Snowflake Role-Based Access Control Simplified

Snowflake provides a pre-defined set of roles that are used to give access to someone who can perform required operations on a specific objects on an account such as schemas, tables, views etc. The roles are entities through which we give privileges on database objects to grant and provoke. Roles that are assigned to the users help them to access and perform operations that are required in their business structure. But these roles should be restricted to only appropriate personnel and not to everyone.

Snowflake RBAC (Role-Based Access Controls) is the part of Access Control Framework that allows to give privileges by the object owners to roles and that roles in turn are linked to the users that can restrict and allow operations to be performed on the objects. To simply it lets say – the actions performed by users on the Snowflake objects are based on the privileges that are associated with the user’s current role. In Snowflake, we can assign Roles to the other roles that means hierarchies are allowed here.

Before we look at the simplified model of RBAC, lets have a look at the 5 system-defined roles that users must adhere.

ACCOUNTADMIN: It is the most powerful role in the system that has all the privileges of SYSADMIN and SECURITYADMIN. This role is used only at the beginning of setting up the Snowflake. This role can help to visualize the resources used by each warehouse.

SECURITYADMIN: This role is useful to control the users, roles, and their privileges. All roles, users, and their privileges are only owned by Security Administrator.

USERADMIN: This role creates the users and roles.

SYSADMIN: This role helps to create objects in Snowflake. It is responsible for all databases, warehouses, schemas, tables, and views.

PUBLIC: This role is automatically generated and is assigned to every user and role and is publicly available.
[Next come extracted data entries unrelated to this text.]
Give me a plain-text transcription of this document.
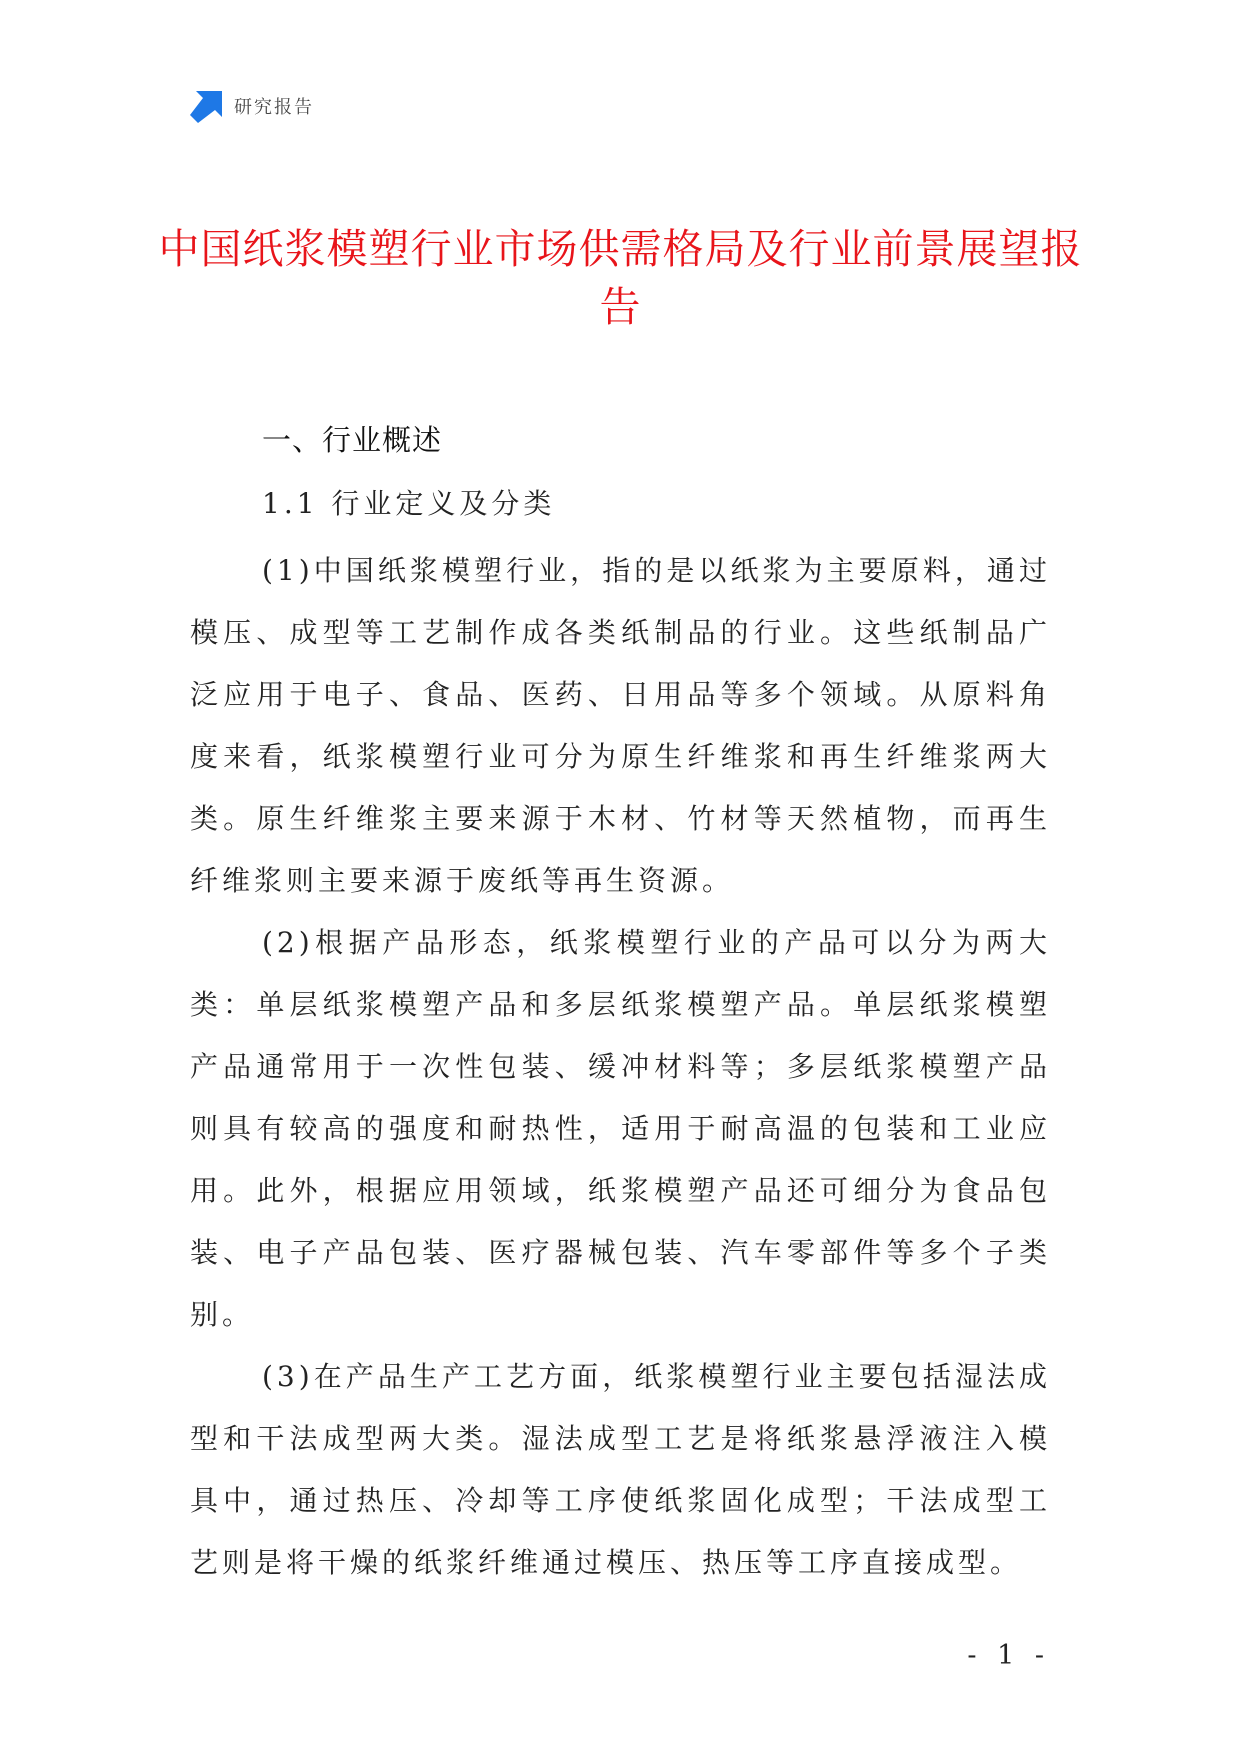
研究报告
中国纸浆模塑行业市场供需格局及行业前景展望报告
一、行业概述
1.1 行业定义及分类

(1)中国纸浆模塑行业，指的是以纸浆为主要原料，通过模压、成型等工艺制作成各类纸制品的行业。这些纸制品广泛应用于电子、食品、医药、日用品等多个领域。从原料角度来看，纸浆模塑行业可分为原生纤维浆和再生纤维浆两大类。原生纤维浆主要来源于木材、竹材等天然植物，而再生纤维浆则主要来源于废纸等再生资源。

(2)根据产品形态，纸浆模塑行业的产品可以分为两大类：单层纸浆模塑产品和多层纸浆模塑产品。单层纸浆模塑产品通常用于一次性包装、缓冲材料等；多层纸浆模塑产品则具有较高的强度和耐热性，适用于耐高温的包装和工业应用。此外，根据应用领域，纸浆模塑产品还可细分为食品包装、电子产品包装、医疗器械包装、汽车零部件等多个子类别。

(3)在产品生产工艺方面，纸浆模塑行业主要包括湿法成型和干法成型两大类。湿法成型工艺是将纸浆悬浮液注入模具中，通过热压、冷却等工序使纸浆固化成型；干法成型工艺则是将干燥的纸浆纤维通过模压、热压等工序直接成型。

- 1 -
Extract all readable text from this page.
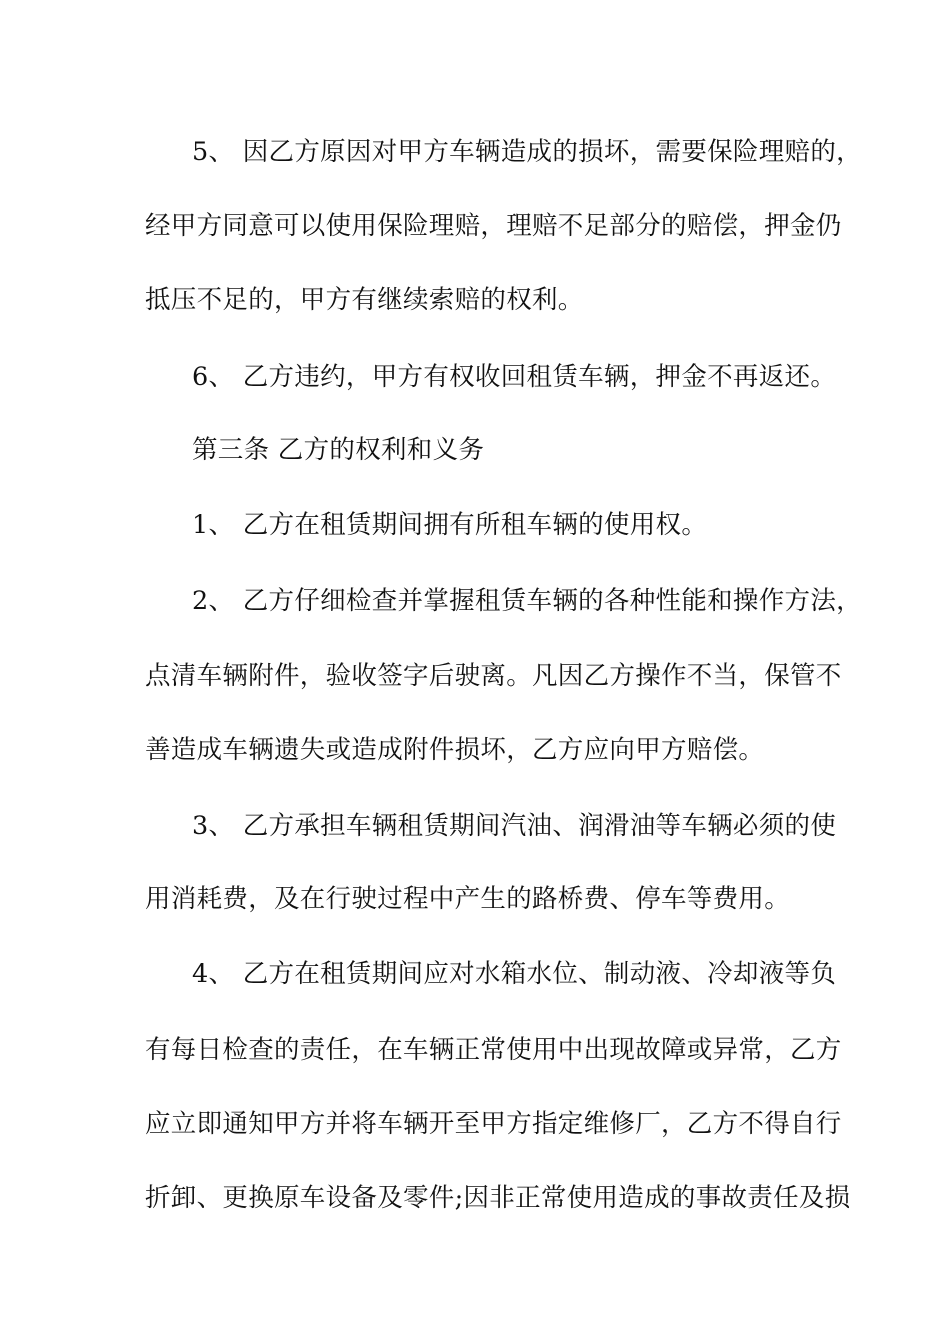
5、 因乙方原因对甲方车辆造成的损坏，需要保险理赔的，
经甲方同意可以使用保险理赔，理赔不足部分的赔偿，押金仍
抵压不足的，甲方有继续索赔的权利。
6、 乙方违约，甲方有权收回租赁车辆，押金不再返还。
第三条 乙方的权利和义务
1、 乙方在租赁期间拥有所租车辆的使用权。
2、 乙方仔细检查并掌握租赁车辆的各种性能和操作方法，
点清车辆附件，验收签字后驶离。凡因乙方操作不当，保管不
善造成车辆遗失或造成附件损坏，乙方应向甲方赔偿。
3、 乙方承担车辆租赁期间汽油、润滑油等车辆必须的使
用消耗费，及在行驶过程中产生的路桥费、停车等费用。
4、 乙方在租赁期间应对水箱水位、制动液、冷却液等负
有每日检查的责任，在车辆正常使用中出现故障或异常，乙方
应立即通知甲方并将车辆开至甲方指定维修厂，乙方不得自行
折卸、更换原车设备及零件;因非正常使用造成的事故责任及损
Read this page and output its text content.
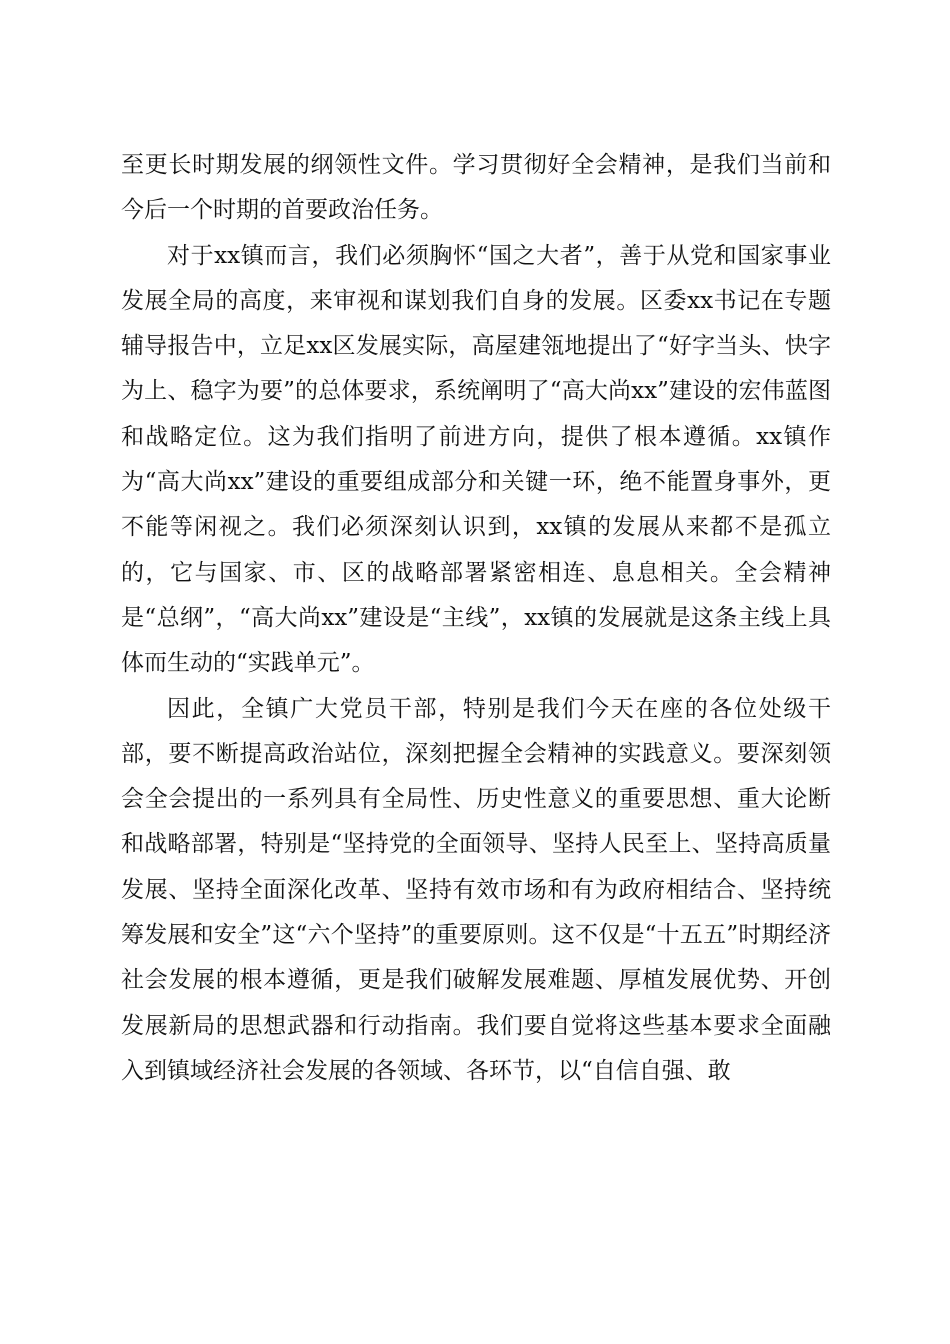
至更长时期发展的纲领性文件。学习贯彻好全会精神，是我们当前和今后一个时期的首要政治任务。

对于xx镇而言，我们必须胸怀“国之大者”，善于从党和国家事业发展全局的高度，来审视和谋划我们自身的发展。区委xx书记在专题辅导报告中，立足xx区发展实际，高屋建瓴地提出了“好字当头、快字为上、稳字为要”的总体要求，系统阐明了“高大尚xx”建设的宏伟蓝图和战略定位。这为我们指明了前进方向，提供了根本遵循。xx镇作为“高大尚xx”建设的重要组成部分和关键一环，绝不能置身事外，更不能等闲视之。我们必须深刻认识到，xx镇的发展从来都不是孤立的，它与国家、市、区的战略部署紧密相连、息息相关。全会精神是“总纲”，“高大尚xx”建设是“主线”，xx镇的发展就是这条主线上具体而生动的“实践单元”。

因此，全镇广大党员干部，特别是我们今天在座的各位处级干部，要不断提高政治站位，深刻把握全会精神的实践意义。要深刻领会全会提出的一系列具有全局性、历史性意义的重要思想、重大论断和战略部署，特别是“坚持党的全面领导、坚持人民至上、坚持高质量发展、坚持全面深化改革、坚持有效市场和有为政府相结合、坚持统筹发展和安全”这“六个坚持”的重要原则。这不仅是“十五五”时期经济社会发展的根本遵循，更是我们破解发展难题、厚植发展优势、开创发展新局的思想武器和行动指南。我们要自觉将这些基本要求全面融入到镇域经济社会发展的各领域、各环节，以“自信自强、敢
Now we have seen the 5 system generated roles, lets have a look at the Simplified RBAC Model.

Related: Snowflake Security

A Simplified RBAC Model

Here we will see the different roles that are divided into logical levels that helps to simplify the RBAC requirement capture and also the inheritance of the privileges. The logical levels are:

Level 0 or System Roles: In this level, all domain roles are rolling up to native Snowflake system role.

Level 1 or Domain Roles: Suppose if the organization or a company has to keep multiple independent domains under one account, then Level 1 or Domain role helps to realize that.

Level 2 or Functional Roles: These roles are assigned to the users and are the actual role maps of the real-world role of the users.

Level A or Access Roles: It is the lowest level role that has the actual access and privileges on DB objects. It maintain the access according to the user’s requirements at the database and schema.

To summarize it, these levels of access define your access roles according to clients needs. The real-life roles are translated into the Functional Roles and depending on the number of environments, the domain roles must be captured.